My Husband's Last Engine Show

For Larry Reed

Content Tools

3611 S. LaChance Road Lake City, Michigan 49651

Because of his love for antique tractors and engines, as well as the fellowship of the people, my husband's dying request was to have me write an article for GEM about his last engine show.

Larry had quadruple bypass surgery in July of 1990. He was diagnosed with congestive heart failure during the winter of 1990-91. He died on September 10, 1993, 2 weeks after his last engine and tractor show in Buckley, Michigan.

After Larry was diagnosed with congestive heart failure and could no longer handle the large tractors, he decided to restore gas engines. Larry had already restored a United Type F 4 HP engine. This engine had been used for buzzing wood for many years in the Cadillac, Michigan, area.

In August of 1992, Larry bought a 6 HP United on a cart at the Buckley show. The engine needed to be restored, stripped, and repainted. The 6 HP was bought at an auction prior to Larry acquiring it, and a lot of work was put into it then. The engine came from six miles northeast of Tawas City in the Wilber area. It was used in the woods to run a buzz saw rig.

The restoring and the engine shows took on more of an urgency for Larry because he did not know how much more time he had left to live. The doctors had given him a year to a year and half after he went into congestive heart failure in 1990. He felt he was living on borrowed time.

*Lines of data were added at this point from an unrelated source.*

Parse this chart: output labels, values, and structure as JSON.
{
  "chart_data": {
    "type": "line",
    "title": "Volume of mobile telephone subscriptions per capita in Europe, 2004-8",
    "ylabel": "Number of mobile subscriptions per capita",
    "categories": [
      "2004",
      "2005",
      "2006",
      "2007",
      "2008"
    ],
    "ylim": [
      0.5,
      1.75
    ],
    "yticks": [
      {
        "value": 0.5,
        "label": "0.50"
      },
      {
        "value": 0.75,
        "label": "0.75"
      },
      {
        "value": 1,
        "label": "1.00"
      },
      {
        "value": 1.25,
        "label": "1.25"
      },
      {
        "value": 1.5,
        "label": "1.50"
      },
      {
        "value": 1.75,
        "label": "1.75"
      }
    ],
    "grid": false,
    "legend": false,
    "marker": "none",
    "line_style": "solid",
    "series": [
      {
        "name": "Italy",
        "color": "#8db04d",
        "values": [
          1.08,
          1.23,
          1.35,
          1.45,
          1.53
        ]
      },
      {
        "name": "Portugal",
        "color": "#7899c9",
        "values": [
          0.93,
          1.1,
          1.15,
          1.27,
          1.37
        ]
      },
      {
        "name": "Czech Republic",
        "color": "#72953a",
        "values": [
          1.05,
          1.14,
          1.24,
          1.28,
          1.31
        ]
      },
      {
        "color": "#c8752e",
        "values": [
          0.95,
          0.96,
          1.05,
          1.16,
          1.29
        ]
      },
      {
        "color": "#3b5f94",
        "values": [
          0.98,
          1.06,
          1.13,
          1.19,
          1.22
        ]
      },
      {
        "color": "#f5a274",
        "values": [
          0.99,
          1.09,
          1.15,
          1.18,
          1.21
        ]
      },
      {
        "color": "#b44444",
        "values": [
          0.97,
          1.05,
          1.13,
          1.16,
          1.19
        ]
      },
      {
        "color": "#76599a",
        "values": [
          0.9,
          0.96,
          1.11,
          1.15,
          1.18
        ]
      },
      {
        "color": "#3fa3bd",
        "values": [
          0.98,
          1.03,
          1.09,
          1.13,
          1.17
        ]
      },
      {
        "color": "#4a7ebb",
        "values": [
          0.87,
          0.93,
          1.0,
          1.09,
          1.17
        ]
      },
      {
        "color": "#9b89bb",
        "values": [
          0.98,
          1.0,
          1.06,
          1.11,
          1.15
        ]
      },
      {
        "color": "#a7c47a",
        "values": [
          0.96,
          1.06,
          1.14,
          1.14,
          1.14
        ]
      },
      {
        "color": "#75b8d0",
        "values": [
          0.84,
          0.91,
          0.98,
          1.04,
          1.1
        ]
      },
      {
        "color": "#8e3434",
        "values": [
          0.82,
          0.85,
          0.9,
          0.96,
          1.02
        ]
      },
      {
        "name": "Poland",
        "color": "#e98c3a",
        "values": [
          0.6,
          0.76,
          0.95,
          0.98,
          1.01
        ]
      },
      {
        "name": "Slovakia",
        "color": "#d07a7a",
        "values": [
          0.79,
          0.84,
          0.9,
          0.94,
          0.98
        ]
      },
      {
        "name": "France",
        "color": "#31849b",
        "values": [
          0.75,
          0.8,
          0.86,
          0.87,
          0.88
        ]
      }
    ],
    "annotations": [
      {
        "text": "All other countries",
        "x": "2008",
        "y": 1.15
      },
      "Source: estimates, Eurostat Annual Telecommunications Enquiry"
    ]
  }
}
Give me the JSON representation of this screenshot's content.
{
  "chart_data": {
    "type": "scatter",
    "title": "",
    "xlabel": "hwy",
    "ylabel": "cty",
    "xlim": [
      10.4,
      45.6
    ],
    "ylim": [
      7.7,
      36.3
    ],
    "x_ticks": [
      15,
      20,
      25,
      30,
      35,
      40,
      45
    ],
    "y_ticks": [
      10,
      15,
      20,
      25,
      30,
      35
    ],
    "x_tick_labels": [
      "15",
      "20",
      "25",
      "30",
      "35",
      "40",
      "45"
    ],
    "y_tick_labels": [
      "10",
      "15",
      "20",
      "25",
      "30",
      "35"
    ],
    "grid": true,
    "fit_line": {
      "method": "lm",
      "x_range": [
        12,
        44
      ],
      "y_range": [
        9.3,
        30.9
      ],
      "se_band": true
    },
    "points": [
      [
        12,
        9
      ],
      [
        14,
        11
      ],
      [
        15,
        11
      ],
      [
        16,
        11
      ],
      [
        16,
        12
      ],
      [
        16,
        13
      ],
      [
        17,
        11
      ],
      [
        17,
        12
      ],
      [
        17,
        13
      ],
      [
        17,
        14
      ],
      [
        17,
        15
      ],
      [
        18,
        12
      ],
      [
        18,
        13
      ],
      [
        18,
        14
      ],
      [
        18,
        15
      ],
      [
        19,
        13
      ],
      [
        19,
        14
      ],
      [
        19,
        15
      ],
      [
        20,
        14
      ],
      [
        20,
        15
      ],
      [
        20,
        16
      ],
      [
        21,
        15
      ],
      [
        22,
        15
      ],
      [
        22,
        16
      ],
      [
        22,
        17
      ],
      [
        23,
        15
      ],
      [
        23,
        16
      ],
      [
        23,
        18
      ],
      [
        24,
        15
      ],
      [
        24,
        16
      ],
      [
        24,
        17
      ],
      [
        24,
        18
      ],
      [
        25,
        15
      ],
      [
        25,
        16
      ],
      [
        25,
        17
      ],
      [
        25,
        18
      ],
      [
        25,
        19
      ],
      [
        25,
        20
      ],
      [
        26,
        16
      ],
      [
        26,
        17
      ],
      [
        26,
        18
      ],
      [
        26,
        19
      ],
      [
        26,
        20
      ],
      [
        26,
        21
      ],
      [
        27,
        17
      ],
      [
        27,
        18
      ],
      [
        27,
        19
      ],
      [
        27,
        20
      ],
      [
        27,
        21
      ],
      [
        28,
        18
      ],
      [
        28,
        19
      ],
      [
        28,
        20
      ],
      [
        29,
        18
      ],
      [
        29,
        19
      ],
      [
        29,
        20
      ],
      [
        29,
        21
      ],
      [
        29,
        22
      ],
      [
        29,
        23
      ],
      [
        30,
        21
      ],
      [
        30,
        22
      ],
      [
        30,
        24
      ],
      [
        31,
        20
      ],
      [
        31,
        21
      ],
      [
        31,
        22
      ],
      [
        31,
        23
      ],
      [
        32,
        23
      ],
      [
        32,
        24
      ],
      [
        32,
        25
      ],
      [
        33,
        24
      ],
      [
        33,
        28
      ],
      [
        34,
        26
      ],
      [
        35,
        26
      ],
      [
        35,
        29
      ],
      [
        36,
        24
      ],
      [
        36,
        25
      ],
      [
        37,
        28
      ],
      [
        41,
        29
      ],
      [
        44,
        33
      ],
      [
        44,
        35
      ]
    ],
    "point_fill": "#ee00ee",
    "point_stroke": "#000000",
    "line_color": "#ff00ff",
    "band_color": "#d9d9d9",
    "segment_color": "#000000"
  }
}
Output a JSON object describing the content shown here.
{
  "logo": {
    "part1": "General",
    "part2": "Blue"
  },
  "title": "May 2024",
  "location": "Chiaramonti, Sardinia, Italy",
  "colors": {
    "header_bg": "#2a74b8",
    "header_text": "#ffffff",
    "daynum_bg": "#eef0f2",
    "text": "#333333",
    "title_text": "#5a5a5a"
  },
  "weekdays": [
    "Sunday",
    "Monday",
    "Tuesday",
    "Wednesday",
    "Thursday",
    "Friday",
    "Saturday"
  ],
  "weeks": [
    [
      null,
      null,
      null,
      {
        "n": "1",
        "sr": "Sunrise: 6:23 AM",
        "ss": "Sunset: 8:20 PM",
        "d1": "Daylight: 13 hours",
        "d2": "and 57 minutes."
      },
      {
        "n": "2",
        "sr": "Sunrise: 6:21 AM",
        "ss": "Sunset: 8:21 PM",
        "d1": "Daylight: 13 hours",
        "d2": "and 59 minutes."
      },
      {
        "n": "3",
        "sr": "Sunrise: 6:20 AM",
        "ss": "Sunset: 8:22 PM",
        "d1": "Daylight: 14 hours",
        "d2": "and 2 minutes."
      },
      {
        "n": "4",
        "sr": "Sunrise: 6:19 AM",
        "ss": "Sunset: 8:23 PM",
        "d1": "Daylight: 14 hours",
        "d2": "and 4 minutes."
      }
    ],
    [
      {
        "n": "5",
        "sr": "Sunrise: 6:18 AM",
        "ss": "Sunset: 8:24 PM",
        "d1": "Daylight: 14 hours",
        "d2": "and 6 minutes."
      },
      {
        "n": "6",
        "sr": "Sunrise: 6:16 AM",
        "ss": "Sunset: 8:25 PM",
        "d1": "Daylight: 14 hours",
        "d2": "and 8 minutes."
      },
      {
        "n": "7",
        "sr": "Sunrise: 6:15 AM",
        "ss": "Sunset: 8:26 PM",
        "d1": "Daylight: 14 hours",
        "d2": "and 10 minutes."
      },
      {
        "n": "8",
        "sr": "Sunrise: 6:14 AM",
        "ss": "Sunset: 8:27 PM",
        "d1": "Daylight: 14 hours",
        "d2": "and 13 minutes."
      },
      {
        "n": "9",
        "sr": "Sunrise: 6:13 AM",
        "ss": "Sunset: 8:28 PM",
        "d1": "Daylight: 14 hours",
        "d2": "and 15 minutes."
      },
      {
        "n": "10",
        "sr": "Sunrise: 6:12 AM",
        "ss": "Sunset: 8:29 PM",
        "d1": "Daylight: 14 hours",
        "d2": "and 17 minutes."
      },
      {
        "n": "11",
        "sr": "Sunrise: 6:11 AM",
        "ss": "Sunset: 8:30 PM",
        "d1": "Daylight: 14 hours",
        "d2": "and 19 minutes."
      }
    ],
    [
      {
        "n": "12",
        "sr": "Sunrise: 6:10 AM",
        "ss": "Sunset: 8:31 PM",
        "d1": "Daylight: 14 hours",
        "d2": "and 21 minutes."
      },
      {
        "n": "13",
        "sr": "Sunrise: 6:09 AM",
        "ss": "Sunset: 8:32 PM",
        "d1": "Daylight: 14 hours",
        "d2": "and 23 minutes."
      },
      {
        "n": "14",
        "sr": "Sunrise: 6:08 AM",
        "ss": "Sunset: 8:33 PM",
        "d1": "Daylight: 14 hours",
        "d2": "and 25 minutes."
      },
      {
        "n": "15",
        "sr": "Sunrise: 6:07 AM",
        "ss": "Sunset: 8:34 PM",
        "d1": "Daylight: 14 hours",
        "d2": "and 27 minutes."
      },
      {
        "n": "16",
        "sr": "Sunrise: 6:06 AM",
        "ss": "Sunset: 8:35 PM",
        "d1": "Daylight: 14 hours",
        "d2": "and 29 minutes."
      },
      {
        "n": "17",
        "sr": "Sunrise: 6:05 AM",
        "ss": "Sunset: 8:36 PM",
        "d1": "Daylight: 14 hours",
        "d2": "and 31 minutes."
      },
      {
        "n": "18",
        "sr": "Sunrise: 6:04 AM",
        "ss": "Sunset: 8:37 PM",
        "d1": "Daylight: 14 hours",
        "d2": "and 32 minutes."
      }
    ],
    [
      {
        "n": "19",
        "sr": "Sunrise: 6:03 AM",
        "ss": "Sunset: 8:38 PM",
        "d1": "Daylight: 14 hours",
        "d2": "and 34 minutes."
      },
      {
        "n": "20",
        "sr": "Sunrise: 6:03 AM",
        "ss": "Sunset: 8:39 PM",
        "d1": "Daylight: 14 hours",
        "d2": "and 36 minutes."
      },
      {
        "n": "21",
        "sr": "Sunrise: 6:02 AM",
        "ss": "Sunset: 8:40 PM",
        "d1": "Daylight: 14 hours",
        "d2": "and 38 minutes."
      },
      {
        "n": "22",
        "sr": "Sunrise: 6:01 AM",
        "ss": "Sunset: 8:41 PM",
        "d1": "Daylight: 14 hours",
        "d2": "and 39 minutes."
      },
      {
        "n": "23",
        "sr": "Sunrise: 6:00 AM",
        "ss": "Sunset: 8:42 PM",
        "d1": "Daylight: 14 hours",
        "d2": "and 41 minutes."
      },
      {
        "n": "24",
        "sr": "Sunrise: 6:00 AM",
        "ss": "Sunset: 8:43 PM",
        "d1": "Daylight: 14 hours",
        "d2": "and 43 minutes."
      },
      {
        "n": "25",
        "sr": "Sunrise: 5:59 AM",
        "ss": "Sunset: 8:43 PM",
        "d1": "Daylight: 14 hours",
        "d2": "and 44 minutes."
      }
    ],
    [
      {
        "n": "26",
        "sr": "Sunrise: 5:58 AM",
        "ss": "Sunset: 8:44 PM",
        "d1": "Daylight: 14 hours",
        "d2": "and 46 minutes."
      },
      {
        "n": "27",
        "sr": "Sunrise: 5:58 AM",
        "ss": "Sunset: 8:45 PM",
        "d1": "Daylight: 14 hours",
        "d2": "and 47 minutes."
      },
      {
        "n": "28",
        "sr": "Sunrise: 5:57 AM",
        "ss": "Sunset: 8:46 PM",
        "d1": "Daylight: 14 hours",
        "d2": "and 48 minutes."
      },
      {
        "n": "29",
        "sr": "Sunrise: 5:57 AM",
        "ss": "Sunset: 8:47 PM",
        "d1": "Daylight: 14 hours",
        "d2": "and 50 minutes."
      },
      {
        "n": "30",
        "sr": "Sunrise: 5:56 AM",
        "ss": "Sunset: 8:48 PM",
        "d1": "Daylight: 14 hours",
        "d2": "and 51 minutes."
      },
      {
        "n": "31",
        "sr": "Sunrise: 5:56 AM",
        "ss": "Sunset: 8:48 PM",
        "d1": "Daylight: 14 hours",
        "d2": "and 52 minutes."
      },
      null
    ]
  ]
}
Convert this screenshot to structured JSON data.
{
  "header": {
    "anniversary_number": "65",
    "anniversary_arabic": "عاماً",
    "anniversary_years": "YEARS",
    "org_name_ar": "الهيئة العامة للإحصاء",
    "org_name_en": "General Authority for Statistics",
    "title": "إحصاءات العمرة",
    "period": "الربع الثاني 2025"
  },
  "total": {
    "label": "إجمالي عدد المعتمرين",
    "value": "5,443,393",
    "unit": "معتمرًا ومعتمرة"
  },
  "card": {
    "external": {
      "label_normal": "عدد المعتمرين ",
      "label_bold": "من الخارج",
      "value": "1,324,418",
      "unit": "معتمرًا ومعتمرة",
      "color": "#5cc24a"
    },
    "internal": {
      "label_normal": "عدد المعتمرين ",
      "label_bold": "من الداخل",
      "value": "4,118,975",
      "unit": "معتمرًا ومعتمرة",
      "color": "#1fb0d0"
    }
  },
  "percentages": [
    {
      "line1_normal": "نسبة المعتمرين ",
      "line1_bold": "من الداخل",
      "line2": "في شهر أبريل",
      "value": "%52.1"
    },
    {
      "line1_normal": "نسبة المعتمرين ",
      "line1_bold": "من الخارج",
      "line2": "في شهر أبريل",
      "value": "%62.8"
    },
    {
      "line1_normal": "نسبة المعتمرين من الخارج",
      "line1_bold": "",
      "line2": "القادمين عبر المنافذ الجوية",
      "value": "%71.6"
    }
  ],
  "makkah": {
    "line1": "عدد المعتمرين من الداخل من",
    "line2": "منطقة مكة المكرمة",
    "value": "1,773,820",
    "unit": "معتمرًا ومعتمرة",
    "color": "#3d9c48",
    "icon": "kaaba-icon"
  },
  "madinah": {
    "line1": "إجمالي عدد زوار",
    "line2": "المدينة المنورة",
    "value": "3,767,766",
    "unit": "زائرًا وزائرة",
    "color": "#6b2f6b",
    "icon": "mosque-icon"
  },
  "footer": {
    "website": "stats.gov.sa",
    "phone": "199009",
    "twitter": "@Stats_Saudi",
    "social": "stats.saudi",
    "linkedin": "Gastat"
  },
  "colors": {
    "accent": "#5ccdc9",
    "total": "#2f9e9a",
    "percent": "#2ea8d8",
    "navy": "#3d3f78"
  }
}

In the summer of 1991 I took Larry out west because he wanted to see the mountains and do some fishing. Above all, he wanted to see Oscar's Dreamland. We saw the mountains, fished the lakes and streams, and saw the collection of Oscar's antique engines and tractors. Much of the time was also spent deep in conversation with Oscar. Oscar had a lot of different types of engines and tractors, and a lot of knowledge on restoration. With the knowledge gleaned from an oldtimer, Larry knew what he wanted to do with the 6 HP United engine. In 1992 his goal was to restore it and return to Buckley with it and the 4 HP, in the summer of 1993. During the winter of 1992, as the weather and his health permitted, Larry began tearing the 6 HP engine down. By spring he had it ready to be stripped.

Larry worked extremely hard to reach his goal, despite the fact that his physical strength was nearly gone. During this period in his life the perfection in his handiwork never wavered, even though it became increasingly more difficult to accomplish. Everything he did had to be just so. It all had to look good, and run well.

Although I had little interest in his hobby, I worked with him as a gopher, spray painting, restoring, and whatever I could, to see him reach his goal. After the 6 HP was restored, put on the engine cart with the 4 HP, and installed on the trailer, there was one other job to be done. Both engines needed lettering and pin striping. We took a few days and went to St. Ignace in the upper peninsula. There a lifelong friend, Randy Becker, did the detail painting on both engines and the engine cart.

By this time, Larry was beginning to retain fluid from the long days, the time he spent on his feet, and the work involved in getting the engines completed. The engines, except for some carburetor adjustments, were now ready for the shows.

Larry was able to get to the Scottville, Michigan, show and the guys there helped him with the adjustments that were needed. He was tired and not feeling very well when he returned home from that show. The Buckley Show was only two weeks away. For the next two weeks, he rested as much as he could. As his health permitted, he puttered a little with the engines, repositioned them on the trailer, and got them ready for Buckley.

Because of his health, I went with Larry to Buckley. On the second day there, he came down with a bronchial infection, and was sick throughout the show. He still ran the engines, with the help of friends and myself. He was tired, and at times frustrated because of the things he was physically unable to do. Yet he was proud that he had reached his goal. Although it was unheard of for Larry to leave a show early, we came home from Buckley on Saturday instead of Sunday, because of his health.

On the following Monday, Larry was admitted to the hospital, and was there for 2 weeks. The day before he was to be released from the hospital, the doctor took him off the I.V. drips that were helping his heart and kidneys to function. Over the next 24 hours, his heart began to fail and without the I.V. support, both the heart and kidneys failed.

With our dear friend Donna Lee and me at his side, we said our final goodbyes. It was then Larry asked that I write this article for GEM, as his final goodbye to the friends and acquaintances who shared his fondness for these fine machines from yesterday.